Still from Ridley Scott’s movie Blade Runner
There’s a story in The New York Times today, by Charles McGrath, about Philip K. Dick’s books, including Do Androids Dream of Electric Sheep?, the novel that Blade Runner was based on, being re-issued as elegant hardbacks.
ALL his life the science fiction writer Philip K. Dick yearned for what he called the mainstream. He wanted to be a serious literary writer, not a sci-fi hack whose audience consisted, he once said, of “trolls and wackos.”… So it’s hard to know what Mr. Dick, who died in 1982 at the age of 53, would have made of the fact that this month he has arrived at the pinnacle of literary respectability. Four of his novels from the 1960s — “The Man in the High Castle,” “The Three Stigmata of Palmer Eldritch,” “Do Androids Dream of Electric Sheep?” and “Ubik” — are being reissued by the Library of America in that now-classic Hall of Fame format: full cloth binding, tasseled bookmark, acid-free, Bible-thin paper.
His novels were initially published as cheap, pulpy paperbacks:
His early novels, written in two weeks or less, were published in double-decker Ace paperbacks that included two books in one, with a lurid cover for each. “If the Holy Bible was printed as an Ace Double,” an editor once remarked, “it would be cut down to two 20,000-word halves with the Old Testament retitled as ‘Master of Chaos’ and the New Testament as ‘The Thing With Three Souls.’ ”
Charles McGrath wonders if this is a serious re-examining of Philip K. Dick’s writing, or an attempt to re-brand and re-package books that have captured the public imagination, often through the movies they’ve been based on. And he points out the way that many of Philip K. Dick’s themes resonate with our times, particularly questions of authenticity and identity.

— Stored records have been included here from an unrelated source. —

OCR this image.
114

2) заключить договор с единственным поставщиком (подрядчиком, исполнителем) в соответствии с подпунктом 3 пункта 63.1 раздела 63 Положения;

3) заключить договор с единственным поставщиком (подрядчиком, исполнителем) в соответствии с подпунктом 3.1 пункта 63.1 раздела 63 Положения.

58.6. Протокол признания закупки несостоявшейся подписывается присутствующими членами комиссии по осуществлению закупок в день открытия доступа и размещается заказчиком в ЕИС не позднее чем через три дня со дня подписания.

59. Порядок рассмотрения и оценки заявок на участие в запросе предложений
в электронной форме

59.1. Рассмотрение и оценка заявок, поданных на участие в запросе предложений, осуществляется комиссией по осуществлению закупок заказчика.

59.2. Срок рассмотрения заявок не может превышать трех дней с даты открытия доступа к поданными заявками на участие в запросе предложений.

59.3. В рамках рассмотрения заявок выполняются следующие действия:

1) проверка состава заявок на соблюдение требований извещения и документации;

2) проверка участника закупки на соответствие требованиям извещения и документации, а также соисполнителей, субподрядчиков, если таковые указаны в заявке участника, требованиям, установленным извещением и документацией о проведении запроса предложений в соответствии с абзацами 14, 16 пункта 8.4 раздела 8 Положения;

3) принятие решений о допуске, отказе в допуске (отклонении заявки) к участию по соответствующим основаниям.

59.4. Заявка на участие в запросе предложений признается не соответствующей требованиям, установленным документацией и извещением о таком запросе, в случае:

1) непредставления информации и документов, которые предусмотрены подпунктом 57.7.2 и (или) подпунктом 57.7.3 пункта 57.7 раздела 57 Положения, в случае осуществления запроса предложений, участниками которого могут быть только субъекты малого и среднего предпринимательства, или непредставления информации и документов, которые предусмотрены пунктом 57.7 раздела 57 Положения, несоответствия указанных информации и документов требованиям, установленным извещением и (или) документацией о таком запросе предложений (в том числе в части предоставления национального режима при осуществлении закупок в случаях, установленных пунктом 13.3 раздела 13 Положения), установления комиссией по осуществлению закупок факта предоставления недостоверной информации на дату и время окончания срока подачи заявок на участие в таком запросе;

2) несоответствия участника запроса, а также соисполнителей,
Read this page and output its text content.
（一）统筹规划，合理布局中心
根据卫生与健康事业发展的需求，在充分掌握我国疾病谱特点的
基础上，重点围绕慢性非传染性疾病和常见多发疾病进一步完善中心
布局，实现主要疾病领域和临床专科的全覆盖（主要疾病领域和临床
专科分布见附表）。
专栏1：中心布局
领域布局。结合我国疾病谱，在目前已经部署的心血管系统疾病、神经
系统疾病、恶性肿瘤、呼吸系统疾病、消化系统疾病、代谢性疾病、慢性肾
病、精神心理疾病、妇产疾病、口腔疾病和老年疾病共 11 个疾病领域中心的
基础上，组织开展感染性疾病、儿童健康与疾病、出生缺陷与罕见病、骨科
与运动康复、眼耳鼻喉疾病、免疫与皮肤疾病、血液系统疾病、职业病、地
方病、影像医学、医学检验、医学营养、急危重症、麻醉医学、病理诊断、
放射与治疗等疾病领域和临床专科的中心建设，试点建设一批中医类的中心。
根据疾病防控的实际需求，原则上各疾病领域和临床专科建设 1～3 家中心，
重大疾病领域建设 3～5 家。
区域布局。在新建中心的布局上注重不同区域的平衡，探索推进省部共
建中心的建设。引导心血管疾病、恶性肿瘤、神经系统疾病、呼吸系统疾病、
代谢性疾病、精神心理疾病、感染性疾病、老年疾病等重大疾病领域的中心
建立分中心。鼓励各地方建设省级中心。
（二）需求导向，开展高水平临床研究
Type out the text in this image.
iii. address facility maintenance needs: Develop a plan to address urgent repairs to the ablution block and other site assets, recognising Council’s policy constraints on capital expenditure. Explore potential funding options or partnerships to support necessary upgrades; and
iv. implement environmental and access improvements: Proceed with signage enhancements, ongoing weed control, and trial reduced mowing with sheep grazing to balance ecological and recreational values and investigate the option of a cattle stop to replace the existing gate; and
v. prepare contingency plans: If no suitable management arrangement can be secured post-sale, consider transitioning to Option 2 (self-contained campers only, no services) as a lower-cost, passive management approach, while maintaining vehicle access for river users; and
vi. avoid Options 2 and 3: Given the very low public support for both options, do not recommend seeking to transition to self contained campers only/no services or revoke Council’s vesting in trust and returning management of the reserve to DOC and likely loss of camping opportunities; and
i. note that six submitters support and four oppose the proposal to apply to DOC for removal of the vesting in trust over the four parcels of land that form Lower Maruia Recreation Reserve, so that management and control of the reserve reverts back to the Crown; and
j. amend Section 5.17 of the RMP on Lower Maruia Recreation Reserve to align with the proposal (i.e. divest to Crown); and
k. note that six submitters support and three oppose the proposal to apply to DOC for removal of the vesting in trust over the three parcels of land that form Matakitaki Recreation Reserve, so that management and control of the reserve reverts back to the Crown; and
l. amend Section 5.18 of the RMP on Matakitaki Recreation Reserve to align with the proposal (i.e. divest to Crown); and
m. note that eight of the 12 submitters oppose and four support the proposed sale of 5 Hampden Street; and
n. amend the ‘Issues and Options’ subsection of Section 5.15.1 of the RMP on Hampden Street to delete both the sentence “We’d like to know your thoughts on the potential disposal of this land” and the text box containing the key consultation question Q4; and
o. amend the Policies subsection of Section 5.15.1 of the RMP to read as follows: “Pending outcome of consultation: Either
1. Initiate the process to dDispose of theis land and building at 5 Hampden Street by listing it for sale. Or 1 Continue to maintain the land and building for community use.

The books aren’t just trippy, though. The best of them are visionary or surreal in a way that American literature, so rooted in reality and observation, seldom is. Critics have often compared Mr. Dick to Borges, Kafka, Calvino. To come up with an American analogue you have to think of someone like Emerson, but nobody would ever dream of looking to him for movie ideas. Emerson was all brain, no pulp.